We’ve made it to the end of the semester! Before you take a deep breath in anticipation of the onslaught of student essays you will receive over the next few days, I’d like to share with you a few tips and tricks for streamlining the grading process. Earlier in the year, I described how you could use podcasts to communicate with your students. In this entry, I will show you how just a few keyboard shortcuts can save you time and give your students more useful feedback on their writing assignments.
Within the last two years I have required students to electronically submit their writing. I had traditionally graded and annotated student papers in ink. However, in trying to minimize printing, I began requiring students to submit (via Blackboard) their essays. In so doing, invention became the mother of necessity. Students now can upload their documents in a .doc or .docx format, and I can grade them directly in Microsoft Word using keyboard shortcuts, which allow me to perform tasks without having to use the mouse and navigate menus and submenus. (The instructor can also grade directly in Blackboard, providing even more convenience. If you’ve experimented with that technique, please share your insights below!)
First, create an official assignment on the course’s Blackboard page: click Assessments (in a content tab from the far left menu) followed by Assignment (see below).
Students can upload their writing assignments to that location, where you can download all of them at once and eventually upload your subsequent graded and annotated document too. After you’ve downloaded your students’ essays, change the name of the document (click File -> Save As) so that you acknowledge that this is the one that contains your comments and corrections; e.g., change “Pat Smith COMM 264 Research Essay.doc” to “Pat Smith COMM 264 Research Essay GRADED.doc.”
After you have downloaded the student’s file and renamed it, click Tools -> Track Changes -> Highlight Changes
and activate all four options; by clicking “Track Changes While Editing,” Microsoft Word will keep track of all the edits and comments you make for the student to see.

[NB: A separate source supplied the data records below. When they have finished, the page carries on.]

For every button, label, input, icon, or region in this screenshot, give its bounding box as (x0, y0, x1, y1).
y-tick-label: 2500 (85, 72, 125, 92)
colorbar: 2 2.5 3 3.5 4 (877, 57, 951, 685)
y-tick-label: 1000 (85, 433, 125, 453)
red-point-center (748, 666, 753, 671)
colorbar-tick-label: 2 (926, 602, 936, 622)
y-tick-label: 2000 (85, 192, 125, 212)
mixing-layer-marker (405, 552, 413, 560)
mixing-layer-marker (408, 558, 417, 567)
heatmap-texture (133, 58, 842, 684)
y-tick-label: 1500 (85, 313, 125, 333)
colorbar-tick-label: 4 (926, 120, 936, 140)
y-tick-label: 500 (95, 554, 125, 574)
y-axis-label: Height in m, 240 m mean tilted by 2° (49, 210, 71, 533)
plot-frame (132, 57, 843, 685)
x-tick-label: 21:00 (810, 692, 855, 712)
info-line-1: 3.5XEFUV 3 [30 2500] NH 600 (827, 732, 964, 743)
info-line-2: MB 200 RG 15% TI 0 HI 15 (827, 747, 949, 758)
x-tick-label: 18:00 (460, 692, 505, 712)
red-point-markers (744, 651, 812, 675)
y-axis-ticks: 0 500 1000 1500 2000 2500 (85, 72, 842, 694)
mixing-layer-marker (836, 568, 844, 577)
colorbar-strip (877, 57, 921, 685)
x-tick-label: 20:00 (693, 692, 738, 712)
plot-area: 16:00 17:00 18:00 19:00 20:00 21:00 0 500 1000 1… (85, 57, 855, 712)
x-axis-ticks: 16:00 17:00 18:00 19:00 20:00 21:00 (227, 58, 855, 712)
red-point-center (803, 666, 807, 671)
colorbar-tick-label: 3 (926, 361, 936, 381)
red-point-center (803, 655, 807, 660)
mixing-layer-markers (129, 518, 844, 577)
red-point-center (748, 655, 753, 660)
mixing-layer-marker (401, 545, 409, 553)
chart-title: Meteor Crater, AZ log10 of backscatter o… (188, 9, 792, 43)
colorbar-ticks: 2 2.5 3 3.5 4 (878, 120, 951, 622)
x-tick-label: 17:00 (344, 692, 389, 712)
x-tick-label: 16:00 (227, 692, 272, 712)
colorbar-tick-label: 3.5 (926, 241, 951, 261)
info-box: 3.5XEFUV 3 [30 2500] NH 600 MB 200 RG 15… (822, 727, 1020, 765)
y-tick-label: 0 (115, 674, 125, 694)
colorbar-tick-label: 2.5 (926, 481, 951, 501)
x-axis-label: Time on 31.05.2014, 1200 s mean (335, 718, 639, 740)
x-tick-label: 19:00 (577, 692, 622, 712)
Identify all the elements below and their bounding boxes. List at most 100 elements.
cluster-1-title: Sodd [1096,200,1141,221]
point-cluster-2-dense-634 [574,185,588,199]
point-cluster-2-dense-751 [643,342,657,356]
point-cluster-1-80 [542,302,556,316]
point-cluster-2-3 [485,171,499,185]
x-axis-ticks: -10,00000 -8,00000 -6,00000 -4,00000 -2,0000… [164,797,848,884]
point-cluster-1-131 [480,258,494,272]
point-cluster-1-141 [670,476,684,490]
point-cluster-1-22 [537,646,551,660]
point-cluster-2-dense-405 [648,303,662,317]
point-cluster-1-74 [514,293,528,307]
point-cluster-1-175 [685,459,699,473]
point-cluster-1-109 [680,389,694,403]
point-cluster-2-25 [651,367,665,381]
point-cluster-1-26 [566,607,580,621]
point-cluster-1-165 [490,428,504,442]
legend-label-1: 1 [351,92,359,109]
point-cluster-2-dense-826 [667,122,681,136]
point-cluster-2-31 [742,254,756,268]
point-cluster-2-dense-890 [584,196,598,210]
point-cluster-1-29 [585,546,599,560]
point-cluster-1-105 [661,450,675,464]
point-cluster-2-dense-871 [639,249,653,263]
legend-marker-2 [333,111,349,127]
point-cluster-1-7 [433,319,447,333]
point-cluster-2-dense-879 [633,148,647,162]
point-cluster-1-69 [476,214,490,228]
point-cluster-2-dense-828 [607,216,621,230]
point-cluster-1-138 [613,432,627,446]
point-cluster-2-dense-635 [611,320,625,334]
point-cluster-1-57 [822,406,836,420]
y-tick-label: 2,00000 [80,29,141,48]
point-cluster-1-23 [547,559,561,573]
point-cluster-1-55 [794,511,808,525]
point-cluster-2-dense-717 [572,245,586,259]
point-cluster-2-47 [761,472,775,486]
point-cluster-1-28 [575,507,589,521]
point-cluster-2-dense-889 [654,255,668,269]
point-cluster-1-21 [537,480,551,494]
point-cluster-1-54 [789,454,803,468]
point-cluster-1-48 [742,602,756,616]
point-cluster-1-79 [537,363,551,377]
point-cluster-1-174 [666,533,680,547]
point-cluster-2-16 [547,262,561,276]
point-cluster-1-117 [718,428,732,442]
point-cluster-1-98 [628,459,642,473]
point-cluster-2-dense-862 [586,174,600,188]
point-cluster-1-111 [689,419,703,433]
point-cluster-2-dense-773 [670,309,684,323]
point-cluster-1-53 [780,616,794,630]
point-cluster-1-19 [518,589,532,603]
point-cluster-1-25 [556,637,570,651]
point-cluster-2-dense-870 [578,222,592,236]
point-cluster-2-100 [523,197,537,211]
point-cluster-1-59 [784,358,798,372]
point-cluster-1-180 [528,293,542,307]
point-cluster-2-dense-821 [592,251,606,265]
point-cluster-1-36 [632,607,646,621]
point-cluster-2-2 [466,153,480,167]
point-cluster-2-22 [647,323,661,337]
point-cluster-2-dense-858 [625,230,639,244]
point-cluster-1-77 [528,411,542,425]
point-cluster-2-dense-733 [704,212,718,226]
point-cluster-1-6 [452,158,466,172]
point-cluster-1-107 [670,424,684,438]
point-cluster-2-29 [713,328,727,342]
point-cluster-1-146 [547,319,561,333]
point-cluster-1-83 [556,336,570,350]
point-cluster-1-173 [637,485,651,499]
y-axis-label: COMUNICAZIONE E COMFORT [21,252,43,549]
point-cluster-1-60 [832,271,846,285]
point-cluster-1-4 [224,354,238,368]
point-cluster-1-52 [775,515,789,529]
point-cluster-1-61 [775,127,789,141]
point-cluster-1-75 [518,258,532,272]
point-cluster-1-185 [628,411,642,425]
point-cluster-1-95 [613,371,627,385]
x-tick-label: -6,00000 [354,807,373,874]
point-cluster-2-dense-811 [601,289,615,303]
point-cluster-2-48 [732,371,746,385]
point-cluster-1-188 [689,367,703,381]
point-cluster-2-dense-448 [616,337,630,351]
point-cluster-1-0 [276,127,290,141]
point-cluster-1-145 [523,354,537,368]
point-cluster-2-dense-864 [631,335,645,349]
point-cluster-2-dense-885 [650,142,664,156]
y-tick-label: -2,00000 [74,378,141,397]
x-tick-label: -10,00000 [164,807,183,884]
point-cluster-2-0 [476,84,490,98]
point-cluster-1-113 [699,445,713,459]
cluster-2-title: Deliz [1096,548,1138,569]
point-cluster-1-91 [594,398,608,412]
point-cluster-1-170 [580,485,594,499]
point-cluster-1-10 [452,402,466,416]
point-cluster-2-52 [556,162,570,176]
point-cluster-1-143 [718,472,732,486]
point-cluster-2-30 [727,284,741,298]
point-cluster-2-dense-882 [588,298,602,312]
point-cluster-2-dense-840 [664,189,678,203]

Once you have activated Track Changes, you are ready to grade and annotate the student’s essay.
I primarily use three shortcuts: highlight, strikethrough, and new comment, through which I can emphasize student errors, cross out superfluous words or phrases, and comment directly, quickly, and legibly on what the student has written.
To create these keyboard shortcuts, which fortunately you do not have to recreate every time you open up Word, click on Tools -> Customize Keyboard. Once that window opens up, scroll all the way down in the Categories section and click All Commands. In the Commands section of this window, find the word Highlight and assign a keyboard shortcut to it.
You may want to use “Control” and “H” (for highlight), so that every time you want to highlight student’s text, you can use the cursor to select the passage in question and press Control and H simultaneously. Of course, you may wish to use a different combination of keys or even change the color of the highlighted text (my default color is yellow), which you can do by using the pull-down menu in the toolbar next to the italic and underline tools (see below).
You can then create more keyboard shortcuts, such as Strikethrough. Again click Tools -> Customize Keyboard, select Categories -> All Commands, locate the Strikethrough option, and assign Control + S for Strikethrough.
Do the same to Insert New Comment (I use Control + C), where you can write marginal comments for your students to read.
If you type faster than you write, this offers a great opportunity to provide useful feedback. Furthermore, this is a wonderful solution for those of us who have poor penmanship, so that students don’t waste time deciphering what we have scribbled on their pages.
Because you created an official assignment through Blackboard, you can avoid having to email each student his or her graded assignment. You simply click on Grade Center -> Full Grade Center -> Assignments and upload the “GRADED” file where you enter the student’s grade.
NOTE: Students probably cannot read your marginal comments in the Word document on their smartphones. You might wish to advise your students to download the graded document to a computer, where they can read what you have written.
Grading papers often feels like a challenging, neverending task. Keyboard shortcuts can help you to save time and offer more constructive criticism to your students. Do you grade essays electronically? If so, do you have any tips or tricks or shortcuts that you’d like to share? Have you used Blackboard’s new features that allow you to grade student essays directly in that program?